MFF likes to invest in a portfolio of global shares that have a combination of quality and value, while having the potential for self-reinforcing growth. It says it owns around 25 of the best listed businesses in the world.
Some of those holdings include Alphabet, Amazon, Mastercard and Visa.
By investing in businesses with excellent growth compounding potential, MFF has delivered excellent returns. Impressively, the ASX dividend share has delivered an average total shareholder return (TSR) of 15.2% per year over the prior five years, according to CMC Invest.
That return – which I think is a decent measure of portfolio performance – helps fund a higher dividend and supports MFF share price growth. The MFF share price has risen by 80% in the last five years, though past performance is not a guarantee of future performance, of course.
The ASX dividend share has increased its regular annual dividend per share each year since 2018 and it expects to increase its annual dividend per share to 21 cents per share for FY26. That translates into a grossed-up dividend yield of 6.1%, including franking credits.
L1 Long Short Fund Ltd (ASX: LSF)
The other ASX dividend share I'm considering is this LIC operated by L1 Group Ltd (ASX: L1G). I may decide to split any investing I do this month between the two names I'm highlighting in this article.
I like how the investment strategy includes investing in ASX shares and global shares, with both long-term buys and short-selling.

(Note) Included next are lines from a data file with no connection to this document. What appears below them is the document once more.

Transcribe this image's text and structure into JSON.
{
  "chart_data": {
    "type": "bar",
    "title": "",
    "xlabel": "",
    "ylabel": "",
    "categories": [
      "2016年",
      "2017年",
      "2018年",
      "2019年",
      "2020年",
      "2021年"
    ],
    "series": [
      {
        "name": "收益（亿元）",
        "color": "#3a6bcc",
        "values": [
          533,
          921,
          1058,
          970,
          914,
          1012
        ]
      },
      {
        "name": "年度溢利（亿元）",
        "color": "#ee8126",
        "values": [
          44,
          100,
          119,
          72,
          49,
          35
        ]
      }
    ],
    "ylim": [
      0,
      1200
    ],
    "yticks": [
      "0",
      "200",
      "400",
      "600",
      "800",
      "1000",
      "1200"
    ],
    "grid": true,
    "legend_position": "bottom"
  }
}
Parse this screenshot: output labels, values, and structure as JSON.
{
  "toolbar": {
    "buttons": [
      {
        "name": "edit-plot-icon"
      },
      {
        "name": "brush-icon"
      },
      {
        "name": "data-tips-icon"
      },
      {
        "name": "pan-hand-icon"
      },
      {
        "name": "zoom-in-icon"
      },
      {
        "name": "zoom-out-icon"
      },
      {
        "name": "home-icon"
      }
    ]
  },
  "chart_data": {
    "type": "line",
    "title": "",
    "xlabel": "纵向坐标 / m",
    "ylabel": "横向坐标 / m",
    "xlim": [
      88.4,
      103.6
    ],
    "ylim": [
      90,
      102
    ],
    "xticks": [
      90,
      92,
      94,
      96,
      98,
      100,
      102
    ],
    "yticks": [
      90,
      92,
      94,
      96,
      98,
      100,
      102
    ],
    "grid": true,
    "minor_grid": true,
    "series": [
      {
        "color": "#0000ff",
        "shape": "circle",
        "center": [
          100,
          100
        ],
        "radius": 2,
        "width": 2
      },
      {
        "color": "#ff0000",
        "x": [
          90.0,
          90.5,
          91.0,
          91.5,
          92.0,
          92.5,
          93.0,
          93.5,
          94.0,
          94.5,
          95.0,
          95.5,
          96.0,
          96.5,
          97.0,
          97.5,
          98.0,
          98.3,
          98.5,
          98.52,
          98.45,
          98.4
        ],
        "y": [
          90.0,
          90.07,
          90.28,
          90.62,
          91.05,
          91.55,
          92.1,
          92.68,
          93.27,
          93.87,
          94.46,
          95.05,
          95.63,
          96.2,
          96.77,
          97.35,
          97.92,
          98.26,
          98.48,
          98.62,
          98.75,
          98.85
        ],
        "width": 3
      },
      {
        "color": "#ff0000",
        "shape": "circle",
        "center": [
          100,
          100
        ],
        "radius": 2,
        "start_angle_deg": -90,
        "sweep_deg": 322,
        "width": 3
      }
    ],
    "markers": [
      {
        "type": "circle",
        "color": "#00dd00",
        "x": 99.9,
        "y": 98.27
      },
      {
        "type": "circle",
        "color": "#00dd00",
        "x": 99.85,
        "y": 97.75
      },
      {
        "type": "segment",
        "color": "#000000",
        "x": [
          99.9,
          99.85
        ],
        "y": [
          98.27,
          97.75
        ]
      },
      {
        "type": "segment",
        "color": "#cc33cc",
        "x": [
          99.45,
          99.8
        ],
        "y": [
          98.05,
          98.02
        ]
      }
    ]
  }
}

This gives the LIC a wide range of opportunities to look at, with a particular focus on businesses with lower price/earnings (P/E) ratios, double-digit earnings per share (EPS) and modest debt levels.
The ASX dividend share's portfolio has delivered an average net return per year of 16.3% over the prior five years, which is a great level of return to fund rising dividends. It has increased its annual dividend each year since 2021. The current trend of its quarterly dividend suggests the next year of dividends could equate to a grossed-up dividend yield of 5.2%, including franking credits, at the time of writing.
With a progressive dividend policy and good portfolio returns, the LIC has a very positive future, in my view.